Un déficit pour les cinq prochaines années, selon le BRF
TORONTO – Contrairement aux prévisions financières du gouvernement, le Bureau de la Responsabilité financière de l’Ontario (BRF) prévoit que l’économie ontarienne sera déficitaire et que la dette augmentera drastiquement au cours des cinq prochaines années.
JEAN-FRANÇOIS MORISSETTE
jmorissette@tfo.org | @JFMorissette72
Dans son plus récent budget, le ministre des Finances, Charles Sousa, affirmait haut et fort que les trois prochains budgets de l’Ontario seraient également équilibrés. Toutefois, les plus récentes perspectives économiques du BRF prévoient tout le contraire.
En se basant sur des projections, le BRF prévoit « d’importants » déficits budgétaires pour les cinq prochaines années et qu’il atteindrait près de 6,5 milliards de dollars en 2022.
En fait, le BRF estime que le déficit, cette année même, sera de l’ordre de 500 millions de dollars, alors que le gouvernement prévoit pour la même période un surplus de 600 millions de dollars. Une différent comptable serait à l’origine de cet écart, explique le BRF.
« Il serait donc peu probable que le gouvernement arrive à équilibrer le budget sans apporter d’importants ajustements à sa politique budgétaire afin d’augmenter ses recettes ou de réduire ses dépenses »
Le directeur de la responsabilité financière de l’Ontario, Stephen LeClair, note, dans son rapport, que la hausse des revenus prévus cette année dans son budget est due en partie à la vente d’actifs qui est comptabilisée une seule fois dans le système et que cela ne pourra pas être ajouté dans les années à venir.
Le BRF ajoute qu’un ralentissement dans la croissance des revenus est aussi à prévoir prochainement.
« L’incertitude entourant l’orientation politique de la nouvelle administration aux États-Unis pourrait freiner l’investissement des entreprises et nuire aux perspectives économiques de la province », met en garde M. LeClair.
Le BRF estime également que le risque lié à l’éclatement de la bulle immobilière à l’échelle nationale représente un risque sur l’économie de l’Ontario et pourrait nuire à la croissance actuelle.
Une augmentation de la dette à prévoir
Étant donné les déficits cumulatifs de la province et les dépenses prévues en infrastructure, le BRF estime que la dette nette de l’Ontario grossira de 76 milliards de dollars au cours des cinq prochaines années et le ratio de la dette nette au PIB monterait alors à 40,3 % d’ici 2021-2022. Selon ses estimations, la dette frôlera les 400 milliards de dollars en 2022.
Le gouvernement estime plutôt que la hausse de la dette par rapport dette/PIB sera moins élevée que la prévision du BRF. Dans son dernier budget, la dette nette de la province doit 311,9 milliards de dollars à la fin de l’année fiscale.
Un budget équilibré, maintient le ministre des Finances
Le ministre des Finances, Charles Sousa, martèle que le plan du gouvernement pour maintenir l’équilibre budgétaire tient la route.
« Notre budget est équilibré pour cette année, l’an prochain et l’autre d’après également », s’est-il exclamé à la sortie de la période de questions.
« Cette année, nous avons excédé nos objectifs », a-t-il rappelé.
Charles Sousa a salué le travail du BRF, tout en ajoutant que les prédictions du gouvernement sont prudentes et que l’économie de l’Ontario se porte bien.
Les chiffres manipulés, estime Patrick Brown
Le chef du Parti progressiste-conservateur (Parti PC) de l’Ontario, Patrick Brown, s’est dit consterné par les chiffres avancés par le BRF. Selon lui, cela démontre que le gouvernement manipule les chiffres « Il n’y a aucun budget équilibré et nous avons un grand déficit », a-t-il déploré.
« C’est un monde magique, ce n’est pas la réalité.
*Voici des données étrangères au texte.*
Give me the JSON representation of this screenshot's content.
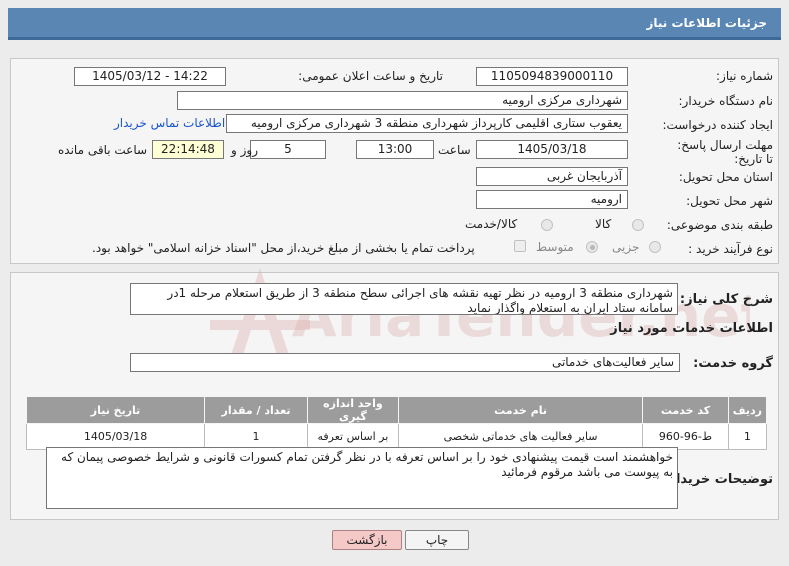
{
  "header": {
    "title": "جزئیات اطلاعات نیاز"
  },
  "form": {
    "need_number_label": "شماره نیاز:",
    "need_number": "1105094839000110",
    "announce_label": "تاریخ و ساعت اعلان عمومی:",
    "announce_value": "1405/03/12 - 14:22",
    "buyer_org_label": "نام دستگاه خریدار:",
    "buyer_org": "شهرداری مرکزی ارومیه",
    "creator_label": "ایجاد کننده درخواست:",
    "creator": "یعقوب ستاری اقلیمی کارپرداز شهرداری منطقه 3 شهرداری مرکزی ارومیه",
    "contact_link": "اطلاعات تماس خریدار",
    "deadline_label": "مهلت ارسال پاسخ: تا تاریخ:",
    "deadline_date": "1405/03/18",
    "time_label": "ساعت",
    "deadline_time": "13:00",
    "days_value": "5",
    "days_label": "روز و",
    "remaining_time": "22:14:48",
    "remaining_label": "ساعت باقی مانده",
    "province_label": "استان محل تحویل:",
    "province": "آذربایجان غربی",
    "city_label": "شهر محل تحویل:",
    "city": "ارومیه",
    "category_label": "طبقه بندی موضوعی:",
    "category_options": [
      "کالا",
      "کالا/خدمت"
    ],
    "process_label": "نوع فرآیند خرید :",
    "process_options": [
      "جزیی",
      "متوسط"
    ],
    "payment_note": "پرداخت تمام یا بخشی از مبلغ خرید،از محل \"اسناد خزانه اسلامی\" خواهد بود."
  },
  "description": {
    "label": "شرح کلی نیاز:",
    "text": "شهرداری منطقه 3 ارومیه در نظر تهیه نقشه های اجرائی سطح منطقه 3 از طریق استعلام مرحله 1در سامانه ستاد ایران به استعلام واگذار نماید"
  },
  "services": {
    "section_title": "اطلاعات خدمات مورد نیاز",
    "group_label": "گروه خدمت:",
    "group_value": "سایر فعالیت‌های خدماتی",
    "columns": [
      "ردیف",
      "کد خدمت",
      "نام خدمت",
      "واحد اندازه گیری",
      "تعداد / مقدار",
      "تاریخ نیاز"
    ],
    "rows": [
      [
        "1",
        "ط-96-960",
        "سایر فعالیت های خدماتی شخصی",
        "بر اساس تعرفه",
        "1",
        "1405/03/18"
      ]
    ]
  },
  "buyer_notes": {
    "label": "توضیحات خریدار:",
    "text": "خواهشمند است قیمت پیشنهادی خود را بر اساس تعرفه با در نظر گرفتن تمام کسورات قانونی و شرایط خصوصی پیمان که به پیوست می باشد مرقوم فرمائید"
  },
  "buttons": {
    "print": "چاپ",
    "back": "بازگشت"
  },
  "watermark": {
    "text": "AriaTender.net"
  },
  "colors": {
    "header": "#5a86b4",
    "back_button": "#f6c9c9",
    "table_header": "#9c9c9c",
    "watermark": "#d9a8a8",
    "link": "#1a55cc"
  }
}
Le gouvernement joue avec les chiffres et les leurs sont différents de ceux du BRF et de la vérificatrice générale (de l’Ontario) », a ajouté le chef de l’opposition officielle.
M. Brown estime que le gouvernement a manipulé les chiffres dans le seul but de se faire réélire l’an prochain et qu’il ne reflète pas la réalité de la province.
Le député du Nouveau Parti démocratique (NPD) de l’Ontario, Peter Tabuns, croit que les chiffres avancés par le BRF montrent bien que le budget de cette année n’est pas équilibré, comme le prétend le gouvernement.
Pour lui, il est toutefois clair que même s’il y a véritablement un équilibre budgétaire en Ontario, le gouvernement ne sera pas en mesure de le maintenir pour les années à venir.
« La vente d’Hydro One a toujours été dans le but de faire bien paraître le gouvernement (…). Franchement, c’est à se demander quels sont les autres actifs que le gouvernement est prêt à vendre pour équilibrer le budget? », s’est-il questionné.